20 April 2010
An overwhelming majority of the (legal) audience supported Cherie Booth QC's fierce defence of the Human Rights Act
On Tuesday night Cherie launched a defense of the Human Rights Act at the Times/Matrix debate. The motion: “The Human Rights Act should be scrapped and replaced by a British Bill of Rights” provoked an interesting discussion and a fierce defense from Cherie.
The team proposing the motion was led by David Davis, a parliamentary candidate and civil liberties campaigner, as well as the former shadow Home Secretary whilst Cherie, a founder member of Matrix, led the opposers.
Cherie, who had the uphill task of trying to persuade an audience of lawyers, pointed out that the few pieces of legislation had had such a bad press as the Human Rights Act and the Daily Telegraph, she said, had described it as the world’s worst law and it had been painted as a charter for rapists and murderers. It was depicted as a plot by Tony Blair to undermine the Magna Carta and for sneaky foreigners to extent control over little England by the back door.

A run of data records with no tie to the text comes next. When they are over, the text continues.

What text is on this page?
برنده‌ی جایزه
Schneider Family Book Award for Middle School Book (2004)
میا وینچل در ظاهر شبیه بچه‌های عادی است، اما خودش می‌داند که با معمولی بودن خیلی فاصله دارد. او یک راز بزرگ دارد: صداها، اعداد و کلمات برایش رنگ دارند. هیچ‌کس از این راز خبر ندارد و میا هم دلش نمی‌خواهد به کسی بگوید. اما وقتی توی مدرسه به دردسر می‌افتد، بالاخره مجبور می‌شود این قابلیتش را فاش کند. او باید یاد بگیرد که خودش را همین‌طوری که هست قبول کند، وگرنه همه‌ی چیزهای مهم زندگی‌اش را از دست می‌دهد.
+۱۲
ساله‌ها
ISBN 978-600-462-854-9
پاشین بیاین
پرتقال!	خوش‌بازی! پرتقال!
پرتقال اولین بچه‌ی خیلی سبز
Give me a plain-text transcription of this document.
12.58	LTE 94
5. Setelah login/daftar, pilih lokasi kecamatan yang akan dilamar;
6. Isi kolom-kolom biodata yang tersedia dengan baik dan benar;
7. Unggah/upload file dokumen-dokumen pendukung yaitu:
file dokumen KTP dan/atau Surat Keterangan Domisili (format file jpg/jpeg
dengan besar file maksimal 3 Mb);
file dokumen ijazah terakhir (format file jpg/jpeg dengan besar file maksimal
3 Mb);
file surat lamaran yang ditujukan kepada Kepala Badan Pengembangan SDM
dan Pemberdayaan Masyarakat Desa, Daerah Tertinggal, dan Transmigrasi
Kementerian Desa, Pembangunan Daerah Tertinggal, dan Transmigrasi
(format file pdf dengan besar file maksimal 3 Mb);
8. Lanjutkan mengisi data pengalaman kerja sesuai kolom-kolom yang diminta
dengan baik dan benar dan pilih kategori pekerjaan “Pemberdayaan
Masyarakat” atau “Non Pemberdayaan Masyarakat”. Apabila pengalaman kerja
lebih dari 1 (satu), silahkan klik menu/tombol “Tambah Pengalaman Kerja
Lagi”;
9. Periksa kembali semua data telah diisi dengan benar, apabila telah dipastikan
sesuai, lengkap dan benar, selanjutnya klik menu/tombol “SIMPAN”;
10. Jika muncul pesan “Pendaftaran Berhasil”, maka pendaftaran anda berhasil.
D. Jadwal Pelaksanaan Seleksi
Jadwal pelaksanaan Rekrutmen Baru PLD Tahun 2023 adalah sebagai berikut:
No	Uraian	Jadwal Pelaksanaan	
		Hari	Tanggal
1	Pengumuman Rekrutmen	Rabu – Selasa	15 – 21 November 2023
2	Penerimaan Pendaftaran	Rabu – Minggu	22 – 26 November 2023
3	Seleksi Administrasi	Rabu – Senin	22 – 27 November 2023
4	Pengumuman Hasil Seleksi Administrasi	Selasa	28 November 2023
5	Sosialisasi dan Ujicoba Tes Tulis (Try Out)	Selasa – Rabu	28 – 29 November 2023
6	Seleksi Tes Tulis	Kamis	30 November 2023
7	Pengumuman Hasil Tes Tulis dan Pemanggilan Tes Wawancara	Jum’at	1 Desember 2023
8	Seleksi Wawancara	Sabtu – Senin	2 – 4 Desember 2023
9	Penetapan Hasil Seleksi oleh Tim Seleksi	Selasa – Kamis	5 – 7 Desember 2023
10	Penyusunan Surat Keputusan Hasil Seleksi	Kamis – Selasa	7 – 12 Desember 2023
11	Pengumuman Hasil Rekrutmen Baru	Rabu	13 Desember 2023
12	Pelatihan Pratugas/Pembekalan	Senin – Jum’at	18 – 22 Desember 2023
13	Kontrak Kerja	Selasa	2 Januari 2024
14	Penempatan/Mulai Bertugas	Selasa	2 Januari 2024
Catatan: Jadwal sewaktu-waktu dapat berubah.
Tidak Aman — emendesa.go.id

But it was not down to Tony Blair but Nick Clegg - sorry I mean Winston Churchill: and the rights drawn up in the European Convention were not alien rights foisted on us but were drafted by British lawyers. As for trial by jury, more than 90 per cent of cases were tried by magistrates and not by jury at all, she said. What the Human Rights Act did was what the Government said it would - bring human rights home. That meant rights could be decided in courts here, rather than in Strasbourg and British judges could decide.